Un thermostat pour poêle à bois est un dispositif qui contrôle automatiquement l’arrivée d’air primaire, de manière à maintenir une température stable dans la pièce tout en optimisant la combustion et en économisant du bois. Sans lui, le poêle fonctionne en mode manuel : on ouvre ou on ferme la tirette d’air « au feeling », ce qui provoque des à-coups de température, une surconsommation de bûches et un encrassement plus rapide du conduit.

En 2026, avec l’entrée en vigueur de la réglementation environnementale RE2020 (seuil 2025), les logements neufs exigent que le poêle à bois soit performant et pilotable automatiquement. Même en rénovation, installer un thermostat devient un réflexe de confort et de sobriété. Il existe plusieurs technologies, du simple bulbe mécanique jusqu’au thermostat connecté qui dialogue avec votre smartphone. Voyons comment choisir et utiliser le bon modèle.

Les différents types de thermostats pour poêle à bois

Le thermostat mécanique

Il s’agit du système le plus simple, souvent présent sur les poêles d’entrée de gamme. Une vis de réglage agit directement sur le clapet d’air primaire grâce à un bilame thermosensible. Quand la température monte, le bilame se déforme, réduit l’arrivée d’air, et le feu ralentit. C’est rustique, sans électronique, donc totalement indépendant du courant. L’inconvénient : la plage de régulation est large et la précision limitée. On ne peut pas programmer de température exacte ni piloter la ventilation.

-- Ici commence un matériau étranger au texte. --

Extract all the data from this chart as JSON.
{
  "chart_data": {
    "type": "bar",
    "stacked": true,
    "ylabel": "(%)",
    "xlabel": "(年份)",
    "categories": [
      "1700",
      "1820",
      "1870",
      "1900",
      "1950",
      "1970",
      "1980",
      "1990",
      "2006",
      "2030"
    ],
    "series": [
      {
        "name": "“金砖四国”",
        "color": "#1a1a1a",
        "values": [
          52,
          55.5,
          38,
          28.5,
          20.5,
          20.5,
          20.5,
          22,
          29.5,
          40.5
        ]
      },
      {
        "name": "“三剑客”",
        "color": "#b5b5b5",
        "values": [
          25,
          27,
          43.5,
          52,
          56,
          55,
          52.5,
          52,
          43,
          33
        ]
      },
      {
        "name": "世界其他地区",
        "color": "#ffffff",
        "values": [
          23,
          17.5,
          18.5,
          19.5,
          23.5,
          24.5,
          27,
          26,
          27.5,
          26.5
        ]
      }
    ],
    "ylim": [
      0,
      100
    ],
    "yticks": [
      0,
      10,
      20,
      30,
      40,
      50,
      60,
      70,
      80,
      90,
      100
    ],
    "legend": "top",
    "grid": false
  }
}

Le thermostat électronique i‑Control

La technologie i‑Control équipe certains poêles à bois modernes. Un module électronique analyse en continu la température des fumées et commande un petit moteur qui ouvre ou ferme les clapets d’air pour atteindre précisément la température de consigne. Il n’y a ni écran, ni programmation compliquée : une simple diode indique quand recharger du bois. L’avantage, c’est que le système peut être débrayé manuellement en cas de panne électrique, ce qui permet de continuer à chauffer. Le pilotage reste centré sur la combustion, donc la régulation de la température ambiante est moins fine qu’avec un thermostat d’ambiance séparé.

thermostat poele a bois

Les thermostats externes connectés

C’est la solution la plus évoluée. On branche un thermostat d’ambiance (Netatmo, Delta Dore, etc.) directement sur la carte mère du poêle via les bornes repérées « T » (thermostat) et « O » (contact ouvert). Le poêle devient alors pilotable en fonction de la température réelle de la pièce et non plus de la seule combustion. Ces modèles offrent souvent une programmation horaire, un mode absence et une intégration dans un écosystème domotique. Le thermostat Netatmo, testé par des utilisateurs avertis, peut commander certains poêles à granulés et à bois sous réserve de compatibilité avec le protocole de communication (généralement un simple contact sec ou un relais 24 V).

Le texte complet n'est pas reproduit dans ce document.